When it comes to charging a modern Android flagship device quickly, the USB type C port may be standardized, but the myriad of fast charging standards is a tangled, incompatible mess.

In 2009, the European Commission brought together major mobile phone makers who signed a memorandum of understanding for the development of a shared external power supply standard. The ten original signatories soon became 14, and for a while, we had peace and uniformity with the ubiquitous micro-USB chargers we have all come to know and love.

But then the standard 500 milliamps of the USB specification became woefully inadequate for phones and their ever-increasing battery capacities. Charging would take hours, so the industry started developing fast charging standards. 500ma became 1A then 2A still on 5v. Things began to get interesting with Qualcomm’s Quick Charge standard that, in its second iteration, would vary the voltage as well as the amperage to enable charging at up to 12v.

Sounds simple enough, but my experience with the LG G4 at the time turned out to be not so simple. The device successfully enabled Quick Charge with some Qualcomm-certified chargers, but not others. In some extreme cases, it would spend all night trying and failing to negotiate a charging rate and the battery would actually continue to drain. Thankfully, LG did manage to fix most of these teething incompatibilities with later software updates.

Fast forward to late 2016, and micro-USB has been superseded by USB-C on all flagship phones. But while the connector may look the same, the jungle of chargers and cables needed to navigate it is ridiculously convoluted.

Because Quick Charge is a Qualcomm standard, it can only be enabled on devices with Qualcomm chipsets. With Mediatek making significant inroads, many manufacturers are now in the odd position of having Qualcomm Quick Charge phones selling alongside Mediatek Express Pump phones in their lineup, using the same-looking but electronically incompatible USB-C charger.

But even among Qualcomm-based USB-C phones, not every phone maker has enabled Quick Charge. Most notably, Google has decided against using Quick Charge and is going with the USB-Power Delivery (USB-PD) standard for its Qualcomm-powered PIxel phones, as well as its nVidia-powered Pixel tablet. USB-PD is an official open standard that has the extra benefit of being able to deliver fast charging while still allowing data transfer. For Android 7, Google tells its partners that it strongly recommends USB-PD.

Ironically, the other major vendor that has chosen to use USB-PD is Apple, for its notebooks.

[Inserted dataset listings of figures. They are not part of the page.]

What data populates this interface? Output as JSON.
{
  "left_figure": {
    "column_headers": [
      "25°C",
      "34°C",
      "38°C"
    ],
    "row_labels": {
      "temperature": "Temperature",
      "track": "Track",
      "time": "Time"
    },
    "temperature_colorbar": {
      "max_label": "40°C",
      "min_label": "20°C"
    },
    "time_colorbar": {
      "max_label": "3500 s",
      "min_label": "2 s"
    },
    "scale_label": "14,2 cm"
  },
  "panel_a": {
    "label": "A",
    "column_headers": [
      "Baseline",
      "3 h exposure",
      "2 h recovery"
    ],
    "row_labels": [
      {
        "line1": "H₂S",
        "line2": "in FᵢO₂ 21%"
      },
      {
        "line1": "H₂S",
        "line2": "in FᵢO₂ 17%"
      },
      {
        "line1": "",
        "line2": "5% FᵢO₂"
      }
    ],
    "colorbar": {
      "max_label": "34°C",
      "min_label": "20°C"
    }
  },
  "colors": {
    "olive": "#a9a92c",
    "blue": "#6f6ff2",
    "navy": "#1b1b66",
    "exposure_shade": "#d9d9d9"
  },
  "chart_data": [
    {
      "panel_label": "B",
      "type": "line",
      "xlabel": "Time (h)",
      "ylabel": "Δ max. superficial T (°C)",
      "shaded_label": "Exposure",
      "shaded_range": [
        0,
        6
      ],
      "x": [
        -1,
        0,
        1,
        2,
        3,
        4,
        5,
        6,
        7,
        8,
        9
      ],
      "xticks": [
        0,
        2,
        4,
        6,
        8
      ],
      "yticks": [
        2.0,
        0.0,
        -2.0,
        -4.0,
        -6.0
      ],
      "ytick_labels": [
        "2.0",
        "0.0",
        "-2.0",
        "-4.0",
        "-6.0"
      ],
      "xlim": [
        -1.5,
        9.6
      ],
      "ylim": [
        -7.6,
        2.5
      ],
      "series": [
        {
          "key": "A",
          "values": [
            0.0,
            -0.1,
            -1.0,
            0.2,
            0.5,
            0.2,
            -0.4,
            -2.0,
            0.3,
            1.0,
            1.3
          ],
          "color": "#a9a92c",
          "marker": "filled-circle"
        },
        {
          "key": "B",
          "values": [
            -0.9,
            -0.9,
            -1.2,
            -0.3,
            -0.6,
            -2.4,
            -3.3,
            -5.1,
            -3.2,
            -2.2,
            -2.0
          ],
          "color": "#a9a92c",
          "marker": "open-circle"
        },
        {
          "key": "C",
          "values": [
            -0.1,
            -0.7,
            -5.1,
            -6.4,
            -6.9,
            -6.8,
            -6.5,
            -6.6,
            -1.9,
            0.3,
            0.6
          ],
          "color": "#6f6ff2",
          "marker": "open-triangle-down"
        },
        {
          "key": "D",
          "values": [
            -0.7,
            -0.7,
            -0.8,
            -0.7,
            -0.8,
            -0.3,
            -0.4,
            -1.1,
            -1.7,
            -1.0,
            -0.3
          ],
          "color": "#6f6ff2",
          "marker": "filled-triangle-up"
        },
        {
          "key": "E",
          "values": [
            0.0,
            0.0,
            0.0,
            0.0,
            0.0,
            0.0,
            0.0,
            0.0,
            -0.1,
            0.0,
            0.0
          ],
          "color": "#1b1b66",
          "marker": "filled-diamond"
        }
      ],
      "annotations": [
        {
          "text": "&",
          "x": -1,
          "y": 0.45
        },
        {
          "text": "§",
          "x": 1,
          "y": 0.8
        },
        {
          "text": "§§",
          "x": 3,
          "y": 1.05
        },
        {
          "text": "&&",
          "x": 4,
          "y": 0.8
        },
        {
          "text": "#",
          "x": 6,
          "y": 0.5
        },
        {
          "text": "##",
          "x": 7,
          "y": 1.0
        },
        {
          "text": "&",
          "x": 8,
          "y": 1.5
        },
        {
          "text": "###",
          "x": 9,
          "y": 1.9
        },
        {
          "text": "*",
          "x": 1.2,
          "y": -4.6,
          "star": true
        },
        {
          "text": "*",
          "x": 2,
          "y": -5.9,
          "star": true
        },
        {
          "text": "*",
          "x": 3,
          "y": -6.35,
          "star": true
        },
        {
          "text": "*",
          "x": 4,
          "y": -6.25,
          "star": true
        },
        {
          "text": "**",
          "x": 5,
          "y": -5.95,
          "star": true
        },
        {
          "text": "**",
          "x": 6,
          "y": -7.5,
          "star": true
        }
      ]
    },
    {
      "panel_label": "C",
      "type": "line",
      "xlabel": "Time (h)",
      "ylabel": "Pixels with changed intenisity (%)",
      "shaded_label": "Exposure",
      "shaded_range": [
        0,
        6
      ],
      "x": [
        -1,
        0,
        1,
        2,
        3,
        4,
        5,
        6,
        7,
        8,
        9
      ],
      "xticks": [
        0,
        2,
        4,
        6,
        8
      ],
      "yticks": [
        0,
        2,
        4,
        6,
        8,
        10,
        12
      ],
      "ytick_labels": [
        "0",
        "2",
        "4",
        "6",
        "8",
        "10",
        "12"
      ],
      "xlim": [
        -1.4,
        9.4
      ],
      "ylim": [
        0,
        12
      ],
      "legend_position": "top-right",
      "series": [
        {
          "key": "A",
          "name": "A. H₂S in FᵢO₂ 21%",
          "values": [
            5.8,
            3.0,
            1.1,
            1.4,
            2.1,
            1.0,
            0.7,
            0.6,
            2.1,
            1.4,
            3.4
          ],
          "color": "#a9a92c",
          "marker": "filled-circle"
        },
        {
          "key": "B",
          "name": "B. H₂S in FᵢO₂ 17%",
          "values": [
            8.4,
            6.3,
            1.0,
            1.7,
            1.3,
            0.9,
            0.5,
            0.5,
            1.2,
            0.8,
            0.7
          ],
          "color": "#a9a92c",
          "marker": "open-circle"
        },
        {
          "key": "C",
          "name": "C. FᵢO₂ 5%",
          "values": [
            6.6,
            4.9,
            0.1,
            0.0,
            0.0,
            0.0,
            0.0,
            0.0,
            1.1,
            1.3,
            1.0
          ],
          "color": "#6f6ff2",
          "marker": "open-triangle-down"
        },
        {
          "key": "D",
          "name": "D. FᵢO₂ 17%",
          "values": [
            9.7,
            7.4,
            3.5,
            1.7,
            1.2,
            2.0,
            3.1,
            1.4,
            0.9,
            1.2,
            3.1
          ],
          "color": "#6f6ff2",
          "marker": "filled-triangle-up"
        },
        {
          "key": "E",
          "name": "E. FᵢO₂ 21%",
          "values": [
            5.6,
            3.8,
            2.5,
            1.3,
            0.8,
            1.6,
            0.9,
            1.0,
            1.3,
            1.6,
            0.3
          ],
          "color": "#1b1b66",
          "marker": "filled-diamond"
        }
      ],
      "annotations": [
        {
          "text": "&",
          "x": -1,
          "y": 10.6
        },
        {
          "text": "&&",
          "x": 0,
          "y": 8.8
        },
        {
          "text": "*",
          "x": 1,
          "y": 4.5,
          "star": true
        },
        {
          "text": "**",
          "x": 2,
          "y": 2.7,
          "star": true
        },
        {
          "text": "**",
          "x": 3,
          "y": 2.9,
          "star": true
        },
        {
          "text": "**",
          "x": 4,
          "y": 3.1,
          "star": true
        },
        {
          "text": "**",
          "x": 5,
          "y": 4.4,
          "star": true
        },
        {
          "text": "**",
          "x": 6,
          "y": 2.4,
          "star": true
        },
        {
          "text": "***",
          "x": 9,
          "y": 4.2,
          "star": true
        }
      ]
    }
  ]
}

Which means an Apple Macbook charger will properly fast-charge a Google Pixel but not an iPhone.

Then there is OnePlus’ DASH charge, which is backward compatible with USB-C, but goes further and adds wires to a proprietary charging cable. Unlike the other standards, DASH splits the charging logic between the charger and the phone. This makes for a much cooler-running phone chipset and very fast charging, but at a cost.

Not to be outdone, the latest Huawei Mate 9 features its proprietary Supercharge technology which actually goes the opposite direction from other fast charging standards by lowering voltage and increasing amperage to reduce heat.

To summarize, we have a standard physical connector (USB-C) for fast charging, but a range of fast-charging standards that are incompatible with each other except in fallback slow-charging mode. This makes a mockery of the spirit of the original European Commission MoU.

Qualcomm Quick Charge is by far the most mature of the lot, and also the least expensive. A cursory glance at the great flea market of the Internet, Aliexpress, gives us a Qualcomm Quick Charge 3 car charger for $7, a USB-PD charger for $22 and a OnePlus DASH charger at an eye-watering $49. MTK Express Pump chargers only exist in home AC form and Huawei Supercharge is (as of this writing) nowhere to be seen.

But perhaps all is not lost. Just after Christmas, Santa did bring a glimmer of hope. One Korean Twitter user, @perillamint, responded to the author’s frustration over the myriad of USB-C charging standards and shared a project they were working on: a USB-PD/Qualcomm Quick Charge 2 translation hardware device.

So it has come to this: frustrated hackers are actually designing their own hardware to bridge the standards. One wonders if this is a time to celebrate or cry.